Wie groß die Hürden häufig sind, wusste der Gast Thomas König zu berichten. Er ist Werksleiter bei der Firma Soprema in Oberroßbach. Nachdem das Unternehmen Stromanteile einer Windkraftanlage kaufte, dauerte die Genehmigung der Verlegung eines Stromkabels zum Werk, um diesen Strom auch nutzen zu können, ganze drei Jahre. Die Inbetriebnahme eigener Windkraft- oder Solaranlagen sei ebenfalls mit einer hohen Bürokratie verbunden, sowohl für Unternehmen als auch für Privatleute. Dies wusste auch Hendrik Hering zu berichten, der sich sehr für eine Energiewende einsetzt und viele Unternehmen und Kommunen im Westerwald unterstützt. „Die Investitionsbereitschaft erlebe ich als wahnsinnig hoch, wenn die Hürden nicht wären. Es liegt gar nicht mal an fehlender Bereitschaft oder fehlenden Mitteln, sondern fehlenden Möglichkeiten“, weiß Hering.

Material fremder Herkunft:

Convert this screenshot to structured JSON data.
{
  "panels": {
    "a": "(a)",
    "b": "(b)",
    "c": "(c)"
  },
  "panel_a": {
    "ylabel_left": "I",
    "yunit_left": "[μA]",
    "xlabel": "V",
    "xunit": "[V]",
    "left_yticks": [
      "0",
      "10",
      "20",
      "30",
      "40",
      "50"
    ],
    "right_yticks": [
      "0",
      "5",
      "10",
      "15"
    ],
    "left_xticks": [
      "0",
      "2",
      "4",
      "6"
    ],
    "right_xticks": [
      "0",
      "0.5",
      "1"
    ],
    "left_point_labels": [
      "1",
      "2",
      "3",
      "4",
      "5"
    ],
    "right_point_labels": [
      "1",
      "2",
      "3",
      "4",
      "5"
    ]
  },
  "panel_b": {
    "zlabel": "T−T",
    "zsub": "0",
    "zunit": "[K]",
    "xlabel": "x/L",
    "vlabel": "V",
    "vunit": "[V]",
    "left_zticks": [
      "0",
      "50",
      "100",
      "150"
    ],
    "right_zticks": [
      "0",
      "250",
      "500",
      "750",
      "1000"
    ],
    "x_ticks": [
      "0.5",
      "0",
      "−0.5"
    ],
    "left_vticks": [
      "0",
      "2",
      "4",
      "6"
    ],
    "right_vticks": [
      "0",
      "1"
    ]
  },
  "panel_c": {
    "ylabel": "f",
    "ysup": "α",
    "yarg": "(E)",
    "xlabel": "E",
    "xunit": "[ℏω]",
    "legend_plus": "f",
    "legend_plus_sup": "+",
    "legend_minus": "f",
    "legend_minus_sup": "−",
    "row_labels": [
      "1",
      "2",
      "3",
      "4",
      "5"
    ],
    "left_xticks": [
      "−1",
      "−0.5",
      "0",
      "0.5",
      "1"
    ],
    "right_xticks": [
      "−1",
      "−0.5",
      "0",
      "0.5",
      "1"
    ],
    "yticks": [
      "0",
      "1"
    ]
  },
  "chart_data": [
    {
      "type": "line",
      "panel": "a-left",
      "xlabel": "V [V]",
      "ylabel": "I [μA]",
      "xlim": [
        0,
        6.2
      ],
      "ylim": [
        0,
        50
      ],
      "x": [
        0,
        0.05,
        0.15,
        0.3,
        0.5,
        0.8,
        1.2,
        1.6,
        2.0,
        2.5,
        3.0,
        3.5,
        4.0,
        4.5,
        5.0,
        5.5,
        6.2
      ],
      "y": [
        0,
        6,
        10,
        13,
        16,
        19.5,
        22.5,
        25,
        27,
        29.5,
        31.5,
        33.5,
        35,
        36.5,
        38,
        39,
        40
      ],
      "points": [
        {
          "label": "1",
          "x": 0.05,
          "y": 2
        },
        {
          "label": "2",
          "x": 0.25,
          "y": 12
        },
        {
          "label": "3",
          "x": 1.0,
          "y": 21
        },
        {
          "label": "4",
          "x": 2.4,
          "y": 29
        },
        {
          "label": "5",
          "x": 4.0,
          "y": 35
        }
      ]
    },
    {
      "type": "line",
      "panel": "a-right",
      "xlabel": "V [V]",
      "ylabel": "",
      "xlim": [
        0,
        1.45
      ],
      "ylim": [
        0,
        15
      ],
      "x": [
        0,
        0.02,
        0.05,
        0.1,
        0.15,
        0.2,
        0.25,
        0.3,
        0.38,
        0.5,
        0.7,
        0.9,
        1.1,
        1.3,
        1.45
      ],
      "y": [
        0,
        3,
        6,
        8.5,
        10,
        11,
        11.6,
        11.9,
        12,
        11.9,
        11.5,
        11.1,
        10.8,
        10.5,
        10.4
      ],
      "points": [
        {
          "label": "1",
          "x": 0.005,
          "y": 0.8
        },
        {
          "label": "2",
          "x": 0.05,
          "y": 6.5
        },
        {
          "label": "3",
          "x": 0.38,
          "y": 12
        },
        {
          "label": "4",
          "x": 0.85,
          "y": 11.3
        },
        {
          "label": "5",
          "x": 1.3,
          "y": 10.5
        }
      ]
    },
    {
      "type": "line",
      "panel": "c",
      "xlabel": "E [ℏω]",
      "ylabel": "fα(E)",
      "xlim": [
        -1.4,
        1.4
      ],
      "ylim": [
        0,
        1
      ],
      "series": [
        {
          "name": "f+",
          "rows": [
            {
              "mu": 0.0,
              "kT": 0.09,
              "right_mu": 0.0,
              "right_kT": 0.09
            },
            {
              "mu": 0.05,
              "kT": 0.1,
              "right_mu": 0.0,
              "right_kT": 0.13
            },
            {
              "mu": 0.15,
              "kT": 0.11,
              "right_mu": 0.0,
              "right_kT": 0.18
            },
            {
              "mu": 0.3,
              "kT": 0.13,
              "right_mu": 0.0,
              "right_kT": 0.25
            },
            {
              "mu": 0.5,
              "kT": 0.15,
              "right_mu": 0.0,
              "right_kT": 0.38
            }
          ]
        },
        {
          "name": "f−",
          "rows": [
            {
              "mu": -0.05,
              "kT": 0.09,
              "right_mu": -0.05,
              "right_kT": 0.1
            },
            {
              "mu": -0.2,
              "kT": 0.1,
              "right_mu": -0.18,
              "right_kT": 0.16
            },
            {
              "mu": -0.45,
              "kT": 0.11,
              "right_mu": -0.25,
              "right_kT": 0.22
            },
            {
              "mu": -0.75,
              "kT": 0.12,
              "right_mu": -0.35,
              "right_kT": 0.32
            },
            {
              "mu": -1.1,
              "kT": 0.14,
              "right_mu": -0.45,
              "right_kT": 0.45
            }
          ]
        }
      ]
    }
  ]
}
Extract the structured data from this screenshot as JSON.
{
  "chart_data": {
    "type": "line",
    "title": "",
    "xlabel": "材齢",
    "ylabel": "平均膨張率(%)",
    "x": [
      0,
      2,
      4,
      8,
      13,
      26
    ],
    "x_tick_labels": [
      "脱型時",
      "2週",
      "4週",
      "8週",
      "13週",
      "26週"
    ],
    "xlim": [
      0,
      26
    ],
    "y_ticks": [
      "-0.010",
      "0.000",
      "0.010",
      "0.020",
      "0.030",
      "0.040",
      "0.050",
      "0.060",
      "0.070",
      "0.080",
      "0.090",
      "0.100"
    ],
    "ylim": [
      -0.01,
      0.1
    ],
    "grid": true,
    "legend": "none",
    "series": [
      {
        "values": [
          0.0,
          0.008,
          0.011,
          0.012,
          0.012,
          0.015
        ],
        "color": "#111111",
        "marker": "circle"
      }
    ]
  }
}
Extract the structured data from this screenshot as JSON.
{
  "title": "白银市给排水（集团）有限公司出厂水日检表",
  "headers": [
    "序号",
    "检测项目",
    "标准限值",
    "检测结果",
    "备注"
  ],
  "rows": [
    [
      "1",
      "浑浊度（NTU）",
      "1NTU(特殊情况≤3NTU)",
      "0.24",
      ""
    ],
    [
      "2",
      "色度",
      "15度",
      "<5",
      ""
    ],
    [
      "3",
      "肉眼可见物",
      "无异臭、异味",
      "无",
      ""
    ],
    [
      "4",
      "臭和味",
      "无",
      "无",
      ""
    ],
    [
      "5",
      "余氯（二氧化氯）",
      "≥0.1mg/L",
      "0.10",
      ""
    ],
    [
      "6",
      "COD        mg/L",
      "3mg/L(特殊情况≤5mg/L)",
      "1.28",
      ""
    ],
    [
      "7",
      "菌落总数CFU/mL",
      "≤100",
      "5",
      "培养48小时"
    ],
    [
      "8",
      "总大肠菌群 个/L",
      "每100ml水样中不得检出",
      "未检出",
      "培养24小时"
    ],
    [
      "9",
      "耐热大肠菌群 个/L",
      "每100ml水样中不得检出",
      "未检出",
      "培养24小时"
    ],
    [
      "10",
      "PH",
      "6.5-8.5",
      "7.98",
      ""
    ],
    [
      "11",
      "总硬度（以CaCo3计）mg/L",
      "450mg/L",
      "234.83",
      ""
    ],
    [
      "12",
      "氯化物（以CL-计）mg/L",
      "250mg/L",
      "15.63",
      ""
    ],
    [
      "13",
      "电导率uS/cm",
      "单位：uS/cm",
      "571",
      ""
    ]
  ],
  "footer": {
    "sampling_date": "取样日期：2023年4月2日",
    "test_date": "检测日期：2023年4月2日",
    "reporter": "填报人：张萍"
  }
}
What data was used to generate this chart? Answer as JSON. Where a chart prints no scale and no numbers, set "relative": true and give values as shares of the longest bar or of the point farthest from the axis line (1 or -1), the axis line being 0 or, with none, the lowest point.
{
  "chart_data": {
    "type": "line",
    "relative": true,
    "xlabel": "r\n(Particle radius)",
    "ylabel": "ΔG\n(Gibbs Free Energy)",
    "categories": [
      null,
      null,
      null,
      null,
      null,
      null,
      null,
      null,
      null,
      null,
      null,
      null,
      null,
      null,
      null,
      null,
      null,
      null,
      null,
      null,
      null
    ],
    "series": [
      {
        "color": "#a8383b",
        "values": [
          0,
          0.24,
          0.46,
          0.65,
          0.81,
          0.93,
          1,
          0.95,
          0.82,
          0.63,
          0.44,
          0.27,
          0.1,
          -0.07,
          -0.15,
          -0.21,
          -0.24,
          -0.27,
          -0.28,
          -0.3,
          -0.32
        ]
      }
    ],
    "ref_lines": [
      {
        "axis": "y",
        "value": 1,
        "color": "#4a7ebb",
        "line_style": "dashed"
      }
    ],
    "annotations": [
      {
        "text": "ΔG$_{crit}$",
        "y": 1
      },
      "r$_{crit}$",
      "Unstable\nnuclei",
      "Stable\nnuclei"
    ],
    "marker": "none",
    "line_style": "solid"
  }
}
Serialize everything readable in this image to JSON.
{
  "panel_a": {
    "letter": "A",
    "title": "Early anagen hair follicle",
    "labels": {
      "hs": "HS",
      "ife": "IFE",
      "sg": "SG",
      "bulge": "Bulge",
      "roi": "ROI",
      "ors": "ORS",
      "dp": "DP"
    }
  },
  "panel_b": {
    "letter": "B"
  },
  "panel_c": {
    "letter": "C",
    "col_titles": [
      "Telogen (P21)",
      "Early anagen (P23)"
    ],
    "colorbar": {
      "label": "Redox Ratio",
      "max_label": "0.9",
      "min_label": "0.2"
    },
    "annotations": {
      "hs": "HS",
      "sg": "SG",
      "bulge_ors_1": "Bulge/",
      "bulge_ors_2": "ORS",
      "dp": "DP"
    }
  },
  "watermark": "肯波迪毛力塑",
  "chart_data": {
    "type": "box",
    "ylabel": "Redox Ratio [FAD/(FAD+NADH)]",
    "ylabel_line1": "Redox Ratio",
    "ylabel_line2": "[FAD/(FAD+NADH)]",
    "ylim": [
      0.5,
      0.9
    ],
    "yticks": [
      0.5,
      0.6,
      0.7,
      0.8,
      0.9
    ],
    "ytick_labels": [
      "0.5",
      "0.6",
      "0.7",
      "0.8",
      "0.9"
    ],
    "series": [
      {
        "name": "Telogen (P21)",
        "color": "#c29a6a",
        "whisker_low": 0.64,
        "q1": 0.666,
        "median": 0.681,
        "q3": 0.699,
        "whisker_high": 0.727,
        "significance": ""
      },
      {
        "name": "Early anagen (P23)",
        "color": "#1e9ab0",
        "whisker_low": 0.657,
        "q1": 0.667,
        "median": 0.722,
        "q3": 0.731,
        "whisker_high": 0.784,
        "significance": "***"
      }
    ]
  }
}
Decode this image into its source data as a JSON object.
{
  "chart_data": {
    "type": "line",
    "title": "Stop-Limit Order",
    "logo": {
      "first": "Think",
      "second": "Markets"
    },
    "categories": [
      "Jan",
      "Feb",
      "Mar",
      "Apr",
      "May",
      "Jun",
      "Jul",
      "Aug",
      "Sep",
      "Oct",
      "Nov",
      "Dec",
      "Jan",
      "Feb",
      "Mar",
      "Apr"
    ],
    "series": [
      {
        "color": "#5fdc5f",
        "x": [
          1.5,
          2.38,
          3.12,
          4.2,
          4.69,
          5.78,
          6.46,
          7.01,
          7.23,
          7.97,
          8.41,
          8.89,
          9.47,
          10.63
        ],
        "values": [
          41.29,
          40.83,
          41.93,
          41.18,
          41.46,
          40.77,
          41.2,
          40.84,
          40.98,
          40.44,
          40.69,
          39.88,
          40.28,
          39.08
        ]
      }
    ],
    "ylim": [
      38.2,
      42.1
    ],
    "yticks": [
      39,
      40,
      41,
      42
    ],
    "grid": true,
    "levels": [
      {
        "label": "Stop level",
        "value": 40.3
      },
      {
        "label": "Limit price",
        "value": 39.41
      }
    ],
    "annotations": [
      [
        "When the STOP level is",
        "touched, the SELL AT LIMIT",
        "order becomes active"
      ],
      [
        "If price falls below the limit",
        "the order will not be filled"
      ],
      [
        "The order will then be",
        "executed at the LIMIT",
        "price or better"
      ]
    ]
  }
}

Ein ganz anderes Problem brachte Katharina Schlag von der Wirtschaftsförderungsgesellschaft Westerwaldkreis in die Diskussion ein. „Bei all den Wünschen und Plänen klingt das natürlich gut, aber es ist eben aus vielen Gründen nicht so leicht umsetzbar. Wenn ein Unternehmen beispielsweise eine Fotovoltaik-Anlage errichten möchte, stellt sich die Frage: Wer macht´s? Es fehlen ja auch die Materialien und Handwerker für die Umsetzung“, erzählte sie aus ihren Erfahrungen mit Unternehmen. Auch die Stimmen nach einer De-Globalisierung und dem Zurückholen von Industrie in die Region, wie Mann und Hauer als Möglichkeit einer Verlagerung der Wertschöpfungskreisläufe in den Raum stellten, empfindet sie als nicht so einfach wie es klingt, denn auch da bliebe die Frage: wer macht´s? Fachkräfte seien ebenfalls teilweise schwierig zu finden.
Die lebhafte Diskussion mit vielen Impulsen und Ideen, aber auch Wünschen, zeigte neben einigen Möglichkeiten einer Energiewende auch die Probleme auf. Was in der Theorie einfach klingt, ist in der Praxis oft mit vielen Hürden verbunden. Am Ende waren sich allerdings alle einig, dass dringend etwas passieren muss – sowohl in der Umsetzung, als auch in der Schaffung unbürokratischer Lösungen. Denn gerade in Hinblick auf die Zukunft ist es wichtig, dass unsere Energie nicht die Welt kostet.